Single Index vs. Multiple Indices

Hello,

What is better to use, a single index or multiple ones?
Which of the two gives a better performance in terms of searching?

Knowing that if I stored data in multiple indices, I will search only in one of these indices (based on the request).

Thanks in advance.

That is an impossible question to answer as it depends a lot on the use-case. You will in my opinion need to provide a lot more details if you want any useful feedback. The nest way to find out is however to test with real data and real queries.

I have multiple clients and I need to store their data separately, meaning that all search requests will be client-dependent.
What else do I need to provide you with?

How many clients are you expecting? Do you have control over the data format?

I expect like 10-20 clients.
I need to save posts which have the following:
Id, Title (string), Description (string), Url (string), Tags (list), Date, Terms (list), Type (string), Importance (int).

Please note that I'm only using one node of ElasticSearch (not a cluster of nodes).

Look, I found this on the website:
TIP: In order to reduce the number of indices and avoid large and sprawling mappings, consider storing data with similar structure in the same index rather than splitting into separate indices based on where the data comes from. It is important to find a good balance between the number of indices and the mapping size for each individual index.

So, probably it's better to have a single index. Is that correct?
That way, I'll save the client as a property of the post.

IMO it's a no brainier, store each client in a separate index. Since you'll never (or rarely) need to query across customers, putting them into separate indexies will boost query performance as you scale.

If you want more info about this, try reading up on how the lucene inverted indexies work. In a single index, all customers terms and text indexed together. In multi index, you're only searching over one customers data at a time.
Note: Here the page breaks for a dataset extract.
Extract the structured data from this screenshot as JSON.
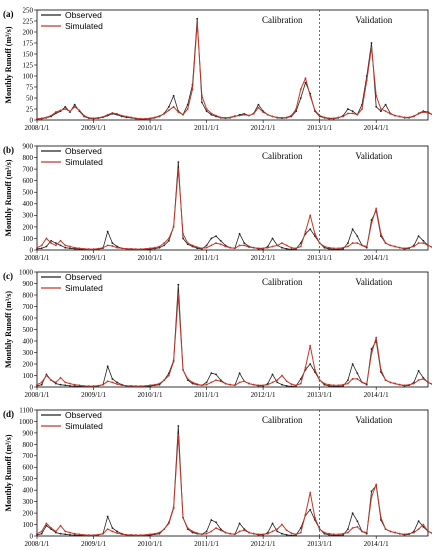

If you do not expect the number of clients to grow significantly beyond that, having an index per customer could work, but I would recommend to reduce the number of primary shards to one (unless you have very large data volumes) for each Ione of them. You do want to avoid a lot of small shards as this can be very inefficient. The approach of setting a field per customer and store then all in a single index would also work as long as you can control the data format. This would be the preferred option if you were expecting to grow the number of clients significantly.

I see, actually I can't control the number of clients (they increase with time).
The data isn't too large, so If I'm going in the direction of using separate indices, I will probably use one shard as you've advised.
Concerning the other option (using a single index), what do you mean by controlling the data format?

This topic was automatically closed 28 days after the last reply. New replies are no longer allowed.